Non era letteralmente possibile che Silente fosse in pericolo di vita. Era un pensiero informulabile, una visione inimmaginabile, profondamente sbagliata.
Sedeva allo stesso tavolo di quelli che probabilmente erano i due più grandi pozionisti della Gran Bretagna, possibile che non riuscissero a mettere a punto un piano?
“Purtroppo è così”, dichiarò Silente ascoltando di nuovo mentalmente i pensieri che si succedevano nella mente della ragazza. “A tempo debito stabilirò se informare o meno gli altri membri dell'Ordine della Fenice, ma nel caso sarò io e soltanto io a decidere come e quando farlo. Capisci cosa voglio dire?”
Mel annuì, sebbene in realtà non avesse idea di dove il Preside volesse andare a parare.
“Il che significa che non dovrai parlare con nessuno di quanto appreso stasera. Nemmeno coi tuoi amici più cari. Né prima né dopo la mia morte. Pensi di poterci riuscire?”
Doveva tenerselo per sé. Come avrebbe fatto a tenersi per sé una notizia del genere?
“Penso di poterci riuscire, professore”, dichiarò con una tranquillità che stonava col pallore che si era impossessato del suo viso.

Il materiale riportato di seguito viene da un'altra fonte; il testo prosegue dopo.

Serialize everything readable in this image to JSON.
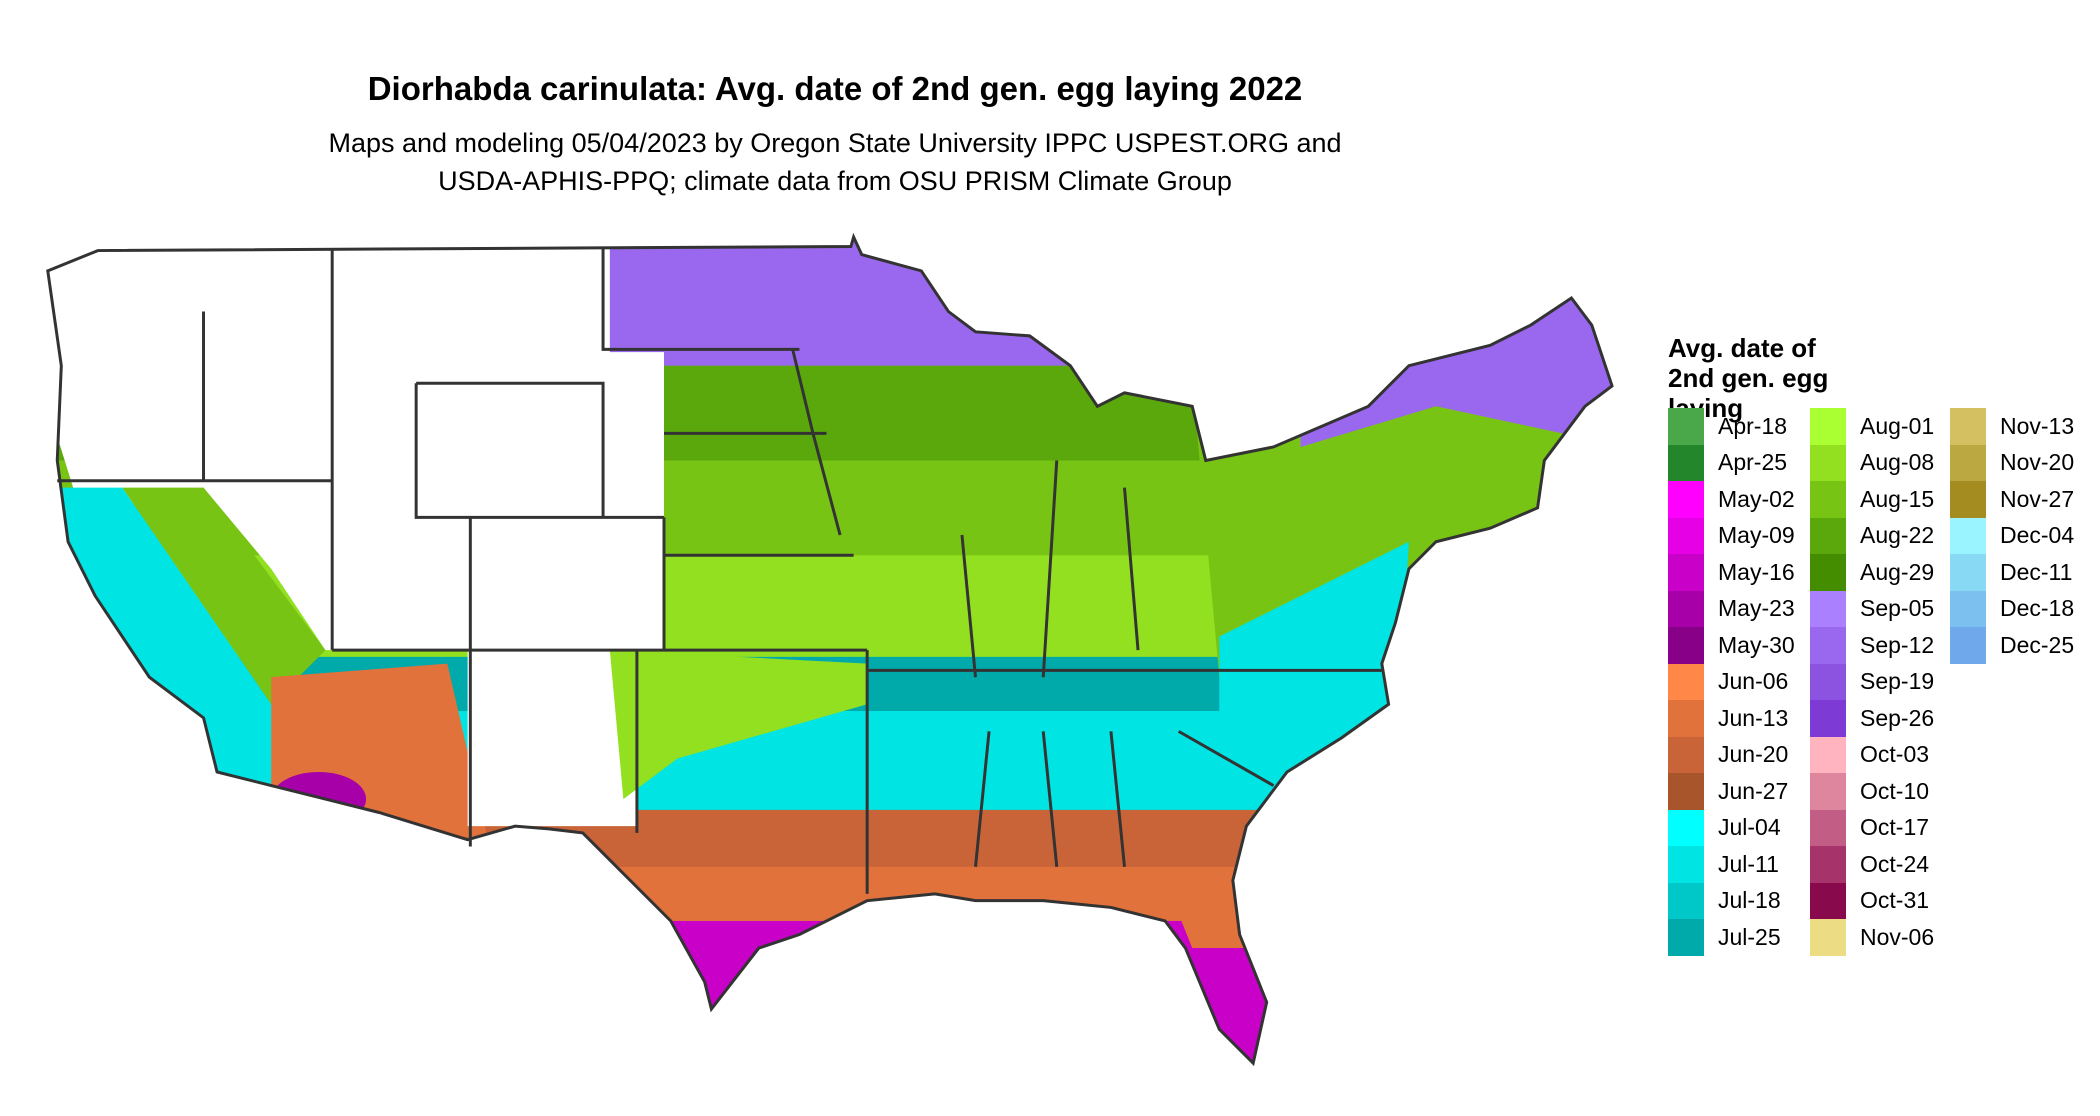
{
  "title": "Diorhabda carinulata: Avg. date of 2nd gen. egg laying 2022",
  "subtitle_line1": "Maps and modeling 05/04/2023 by Oregon State University IPPC USPEST.ORG and",
  "subtitle_line2": "USDA-APHIS-PPQ; climate data from OSU PRISM Climate Group",
  "legend": {
    "title_lines": [
      "Avg. date of",
      "2nd gen. egg",
      "laying"
    ],
    "columns": [
      [
        {
          "label": "Apr-18",
          "color": "#4aa84a"
        },
        {
          "label": "Apr-25",
          "color": "#23862a"
        },
        {
          "label": "May-02",
          "color": "#ff00ff"
        },
        {
          "label": "May-09",
          "color": "#e600e6"
        },
        {
          "label": "May-16",
          "color": "#c800c8"
        },
        {
          "label": "May-23",
          "color": "#a800a8"
        },
        {
          "label": "May-30",
          "color": "#880088"
        },
        {
          "label": "Jun-06",
          "color": "#ff8848"
        },
        {
          "label": "Jun-13",
          "color": "#e2723c"
        },
        {
          "label": "Jun-20",
          "color": "#c86438"
        },
        {
          "label": "Jun-27",
          "color": "#a8552c"
        },
        {
          "label": "Jul-04",
          "color": "#00ffff"
        },
        {
          "label": "Jul-11",
          "color": "#00e4e4"
        },
        {
          "label": "Jul-18",
          "color": "#00c8c8"
        },
        {
          "label": "Jul-25",
          "color": "#00aaaa"
        }
      ],
      [
        {
          "label": "Aug-01",
          "color": "#aaff33"
        },
        {
          "label": "Aug-08",
          "color": "#92e020"
        },
        {
          "label": "Aug-15",
          "color": "#78c414"
        },
        {
          "label": "Aug-22",
          "color": "#5aa80c"
        },
        {
          "label": "Aug-29",
          "color": "#448c00"
        },
        {
          "label": "Sep-05",
          "color": "#aa80ff"
        },
        {
          "label": "Sep-12",
          "color": "#9a68ee"
        },
        {
          "label": "Sep-19",
          "color": "#8c52e0"
        },
        {
          "label": "Sep-26",
          "color": "#7e3ad4"
        },
        {
          "label": "Oct-03",
          "color": "#ffb4c0"
        },
        {
          "label": "Oct-10",
          "color": "#de869e"
        },
        {
          "label": "Oct-17",
          "color": "#c25e86"
        },
        {
          "label": "Oct-24",
          "color": "#a6346a"
        },
        {
          "label": "Oct-31",
          "color": "#880a4c"
        },
        {
          "label": "Nov-06",
          "color": "#ecdc84"
        }
      ],
      [
        {
          "label": "Nov-13",
          "color": "#d4c060"
        },
        {
          "label": "Nov-20",
          "color": "#bca840"
        },
        {
          "label": "Nov-27",
          "color": "#a48c20"
        },
        {
          "label": "Dec-04",
          "color": "#99f4ff"
        },
        {
          "label": "Dec-11",
          "color": "#88daf4"
        },
        {
          "label": "Dec-18",
          "color": "#7cc0f0"
        },
        {
          "label": "Dec-25",
          "color": "#70a8ec"
        }
      ]
    ]
  }
}
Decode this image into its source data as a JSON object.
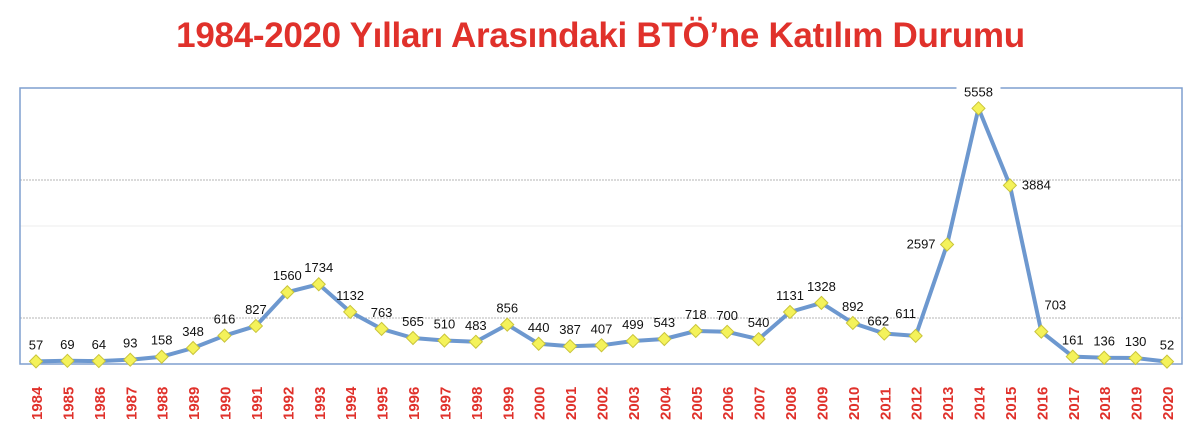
{
  "title": "1984-2020 Yılları Arasındaki BTÖ’ne Katılım Durumu",
  "colors": {
    "title": "#e0312b",
    "axis_labels": "#e0312b",
    "line": "#6d98cf",
    "marker_fill": "#f4f25a",
    "marker_stroke": "#c9c43a",
    "frame": "#7f9fcf",
    "grid": "#c8c8c8"
  },
  "chart_data": {
    "type": "line",
    "title": "1984-2020 Yılları Arasındaki BTÖ’ne Katılım Durumu",
    "xlabel": "",
    "ylabel": "",
    "ylim": [
      0,
      6000
    ],
    "grid": true,
    "gridlines": [
      1000,
      3000,
      4000
    ],
    "legend": null,
    "categories": [
      "1984",
      "1985",
      "1986",
      "1987",
      "1988",
      "1989",
      "1990",
      "1991",
      "1992",
      "1993",
      "1994",
      "1995",
      "1996",
      "1997",
      "1998",
      "1999",
      "2000",
      "2001",
      "2002",
      "2003",
      "2004",
      "2005",
      "2006",
      "2007",
      "2008",
      "2009",
      "2010",
      "2011",
      "2012",
      "2013",
      "2014",
      "2015",
      "2016",
      "2017",
      "2018",
      "2019",
      "2020"
    ],
    "series": [
      {
        "name": "Katılım",
        "values": [
          57,
          69,
          64,
          93,
          158,
          348,
          616,
          827,
          1560,
          1734,
          1132,
          763,
          565,
          510,
          483,
          856,
          440,
          387,
          407,
          499,
          543,
          718,
          700,
          540,
          1131,
          1328,
          892,
          662,
          611,
          2597,
          5558,
          3884,
          703,
          161,
          136,
          130,
          52
        ]
      }
    ]
  }
}
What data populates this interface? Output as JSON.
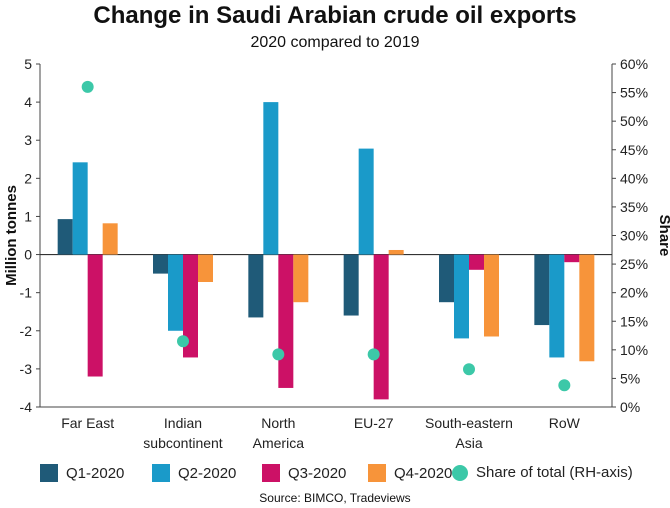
{
  "chart_data": {
    "type": "bar",
    "title": "Change in Saudi Arabian crude oil exports",
    "subtitle": "2020 compared to 2019",
    "ylabel": "Million tonnes",
    "y2label": "Share",
    "ylim": [
      -4,
      5
    ],
    "y2lim": [
      0,
      60
    ],
    "yticks": [
      "5",
      "4",
      "3",
      "2",
      "1",
      "0",
      "-1",
      "-2",
      "-3",
      "-4"
    ],
    "y2ticks": [
      "60%",
      "55%",
      "50%",
      "45%",
      "40%",
      "35%",
      "30%",
      "25%",
      "20%",
      "15%",
      "10%",
      "5%",
      "0%"
    ],
    "categories": [
      [
        "Far East"
      ],
      [
        "Indian",
        "subcontinent"
      ],
      [
        "North",
        "America"
      ],
      [
        "EU-27"
      ],
      [
        "South-eastern",
        "Asia"
      ],
      [
        "RoW"
      ]
    ],
    "series": [
      {
        "name": "Q1-2020",
        "color": "#1f5a78",
        "values": [
          0.93,
          -0.5,
          -1.65,
          -1.6,
          -1.25,
          -1.85
        ]
      },
      {
        "name": "Q2-2020",
        "color": "#1a9ac9",
        "values": [
          2.42,
          -2.0,
          4.0,
          2.78,
          -2.2,
          -2.7
        ]
      },
      {
        "name": "Q3-2020",
        "color": "#cc1166",
        "values": [
          -3.2,
          -2.7,
          -3.5,
          -3.8,
          -0.4,
          -0.2
        ]
      },
      {
        "name": "Q4-2020",
        "color": "#f7943a",
        "values": [
          0.82,
          -0.72,
          -1.25,
          0.12,
          -2.15,
          -2.8
        ]
      }
    ],
    "share": {
      "name": "Share of total (RH-axis)",
      "color": "#3cc8a8",
      "values": [
        56,
        11.5,
        9.2,
        9.2,
        6.6,
        3.8
      ]
    },
    "grid": false,
    "legend_position": "bottom"
  },
  "source": "Source: BIMCO, Tradeviews"
}
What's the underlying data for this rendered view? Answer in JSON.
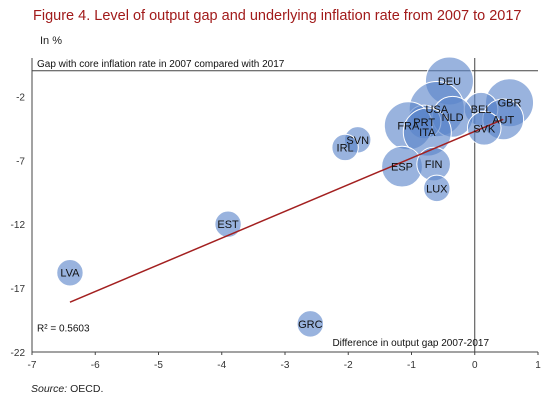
{
  "title": "Figure 4. Level of output gap and underlying inflation rate from 2007 to 2017",
  "unit_label": "In %",
  "source": {
    "label": "Source:",
    "text": "OECD."
  },
  "chart_data": {
    "type": "scatter",
    "title": "Figure 4. Level of output gap and underlying inflation rate from 2007 to 2017",
    "xlabel": "Difference in output gap 2007-2017",
    "ylabel": "Gap with core inflation rate in 2007 compared with 2017",
    "xlim": [
      -7,
      1
    ],
    "ylim": [
      -22,
      1
    ],
    "xticks": [
      -7,
      -6,
      -5,
      -4,
      -3,
      -2,
      -1,
      0,
      1
    ],
    "yticks": [
      -2,
      -7,
      -12,
      -17,
      -22
    ],
    "grid": false,
    "bubble_color": "#5b84c9",
    "trendline_color": "#a32020",
    "r_squared_label": "R² = 0.5603",
    "points": [
      {
        "label": "DEU",
        "x": -0.4,
        "y": -0.8,
        "size": 5
      },
      {
        "label": "GBR",
        "x": 0.55,
        "y": -2.5,
        "size": 5
      },
      {
        "label": "USA",
        "x": -0.6,
        "y": -3.0,
        "size": 6
      },
      {
        "label": "BEL",
        "x": 0.1,
        "y": -3.0,
        "size": 3
      },
      {
        "label": "NLD",
        "x": -0.35,
        "y": -3.6,
        "size": 4
      },
      {
        "label": "AUT",
        "x": 0.45,
        "y": -3.8,
        "size": 4
      },
      {
        "label": "PRT",
        "x": -0.8,
        "y": -4.0,
        "size": 3
      },
      {
        "label": "FRA",
        "x": -1.05,
        "y": -4.3,
        "size": 5
      },
      {
        "label": "SVK",
        "x": 0.15,
        "y": -4.5,
        "size": 3
      },
      {
        "label": "ITA",
        "x": -0.75,
        "y": -4.8,
        "size": 5
      },
      {
        "label": "SVN",
        "x": -1.85,
        "y": -5.4,
        "size": 2
      },
      {
        "label": "IRL",
        "x": -2.05,
        "y": -6.0,
        "size": 2
      },
      {
        "label": "ESP",
        "x": -1.15,
        "y": -7.5,
        "size": 4
      },
      {
        "label": "FIN",
        "x": -0.65,
        "y": -7.3,
        "size": 3
      },
      {
        "label": "LUX",
        "x": -0.6,
        "y": -9.2,
        "size": 2
      },
      {
        "label": "EST",
        "x": -3.9,
        "y": -12.0,
        "size": 2
      },
      {
        "label": "LVA",
        "x": -6.4,
        "y": -15.8,
        "size": 2
      },
      {
        "label": "GRC",
        "x": -2.6,
        "y": -19.8,
        "size": 2
      }
    ],
    "trendline": {
      "x": [
        -6.4,
        0.45
      ],
      "y": [
        -18.1,
        -3.8
      ]
    }
  }
}
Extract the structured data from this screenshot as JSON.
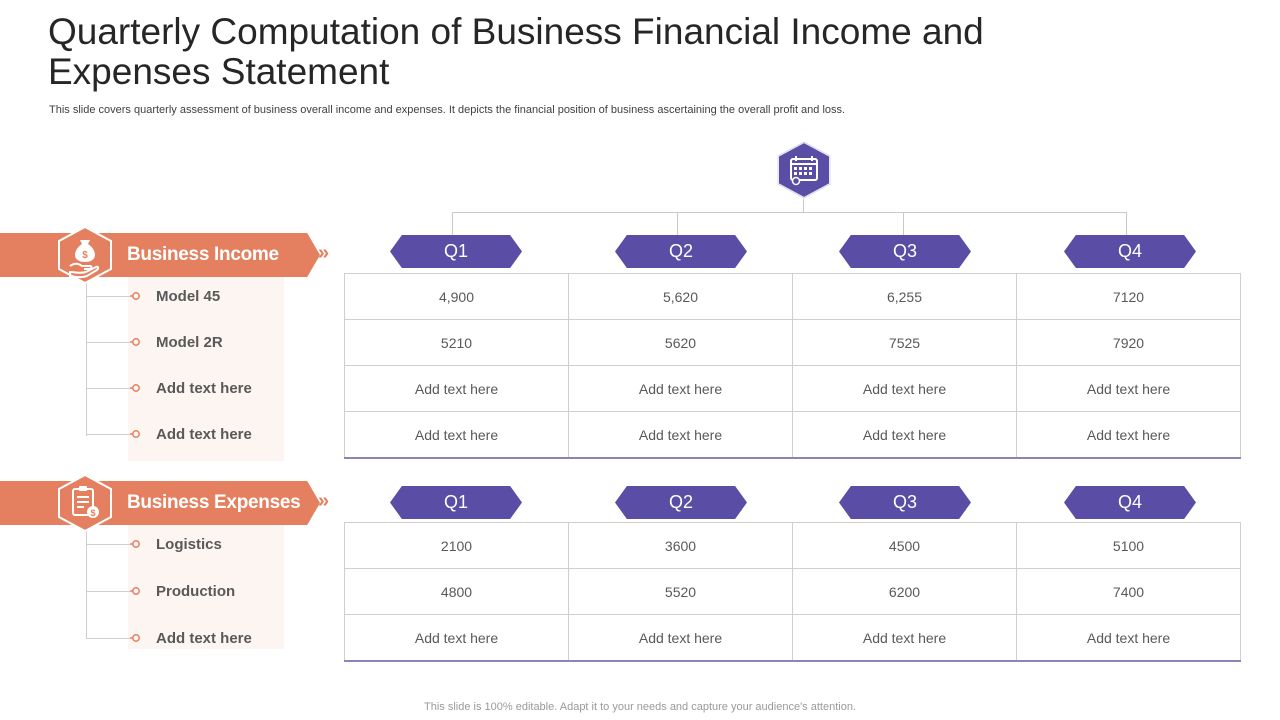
{
  "title": "Quarterly Computation  of Business Financial Income and Expenses Statement",
  "subtitle": "This slide covers quarterly assessment of  business overall income and expenses. It depicts the financial position of business ascertaining the overall profit and loss.",
  "footer": "This slide is 100% editable. Adapt it to your needs and capture your audience's attention.",
  "hub_icon": "calendar-icon",
  "colors": {
    "accent_orange": "#e4805f",
    "accent_purple": "#5a4da6",
    "panel_tint": "#fdf5f2"
  },
  "income": {
    "label": "Business Income",
    "icon": "money-bag-hand-icon",
    "chevron": "»",
    "quarters": [
      "Q1",
      "Q2",
      "Q3",
      "Q4"
    ],
    "items": [
      "Model 45",
      "Model 2R",
      "Add  text here",
      "Add  text here"
    ],
    "rows": [
      [
        "4,900",
        "5,620",
        "6,255",
        "7120"
      ],
      [
        "5210",
        "5620",
        "7525",
        "7920"
      ],
      [
        "Add text here",
        "Add text here",
        "Add text here",
        "Add text here"
      ],
      [
        "Add text here",
        "Add text here",
        "Add text here",
        "Add text here"
      ]
    ]
  },
  "expenses": {
    "label": "Business Expenses",
    "icon": "expense-clipboard-icon",
    "chevron": "»",
    "quarters": [
      "Q1",
      "Q2",
      "Q3",
      "Q4"
    ],
    "items": [
      "Logistics",
      "Production",
      "Add  text here"
    ],
    "rows": [
      [
        "2100",
        "3600",
        "4500",
        "5100"
      ],
      [
        "4800",
        "5520",
        "6200",
        "7400"
      ],
      [
        "Add text here",
        "Add text here",
        "Add text here",
        "Add text here"
      ]
    ]
  }
}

“Voglio darti fiducia, Mélanie. Scelgo di non farti stringere un Voto Infrangibile per convincerti a tenere il segreto ma sappi che, una volta tradita la mia fiducia, difficilmente la si riconquista”, disse Silente in tono solenne.
Mel deglutì.
Poi il Preside le rivolse un sorriso stanco.
“Ora ti chiedo di lasciarmi solo coi tuoi genitori e col professor Piton, gentilmente”.
La ragazza si alzò e fece per lasciare la stanza.
“E... Mélanie”, la fermò Silente. “Per stasera hai sentito abbastanza. Ti chiedo di coricarti immediatamente e di riposare la mente”.
In altre parole: non cercare di origliare, tanto se ne sarebbe accorto.
Ma chi ci pensava a origliare ancora, pensò di sfuggita Mel mentre faceva i gradini per il piano di sopra a due a due. Chi voleva sapere quali altri orrori si erano e si sarebbero abbattuti sugli altri membri dell'Ordine della Fenice. Forse era meglio restare all'oscuro di tutto, chiudere gli occhi e dimenticare.
Spalancò la porta del bagno e vomitò di nuovo in preda ai tremori.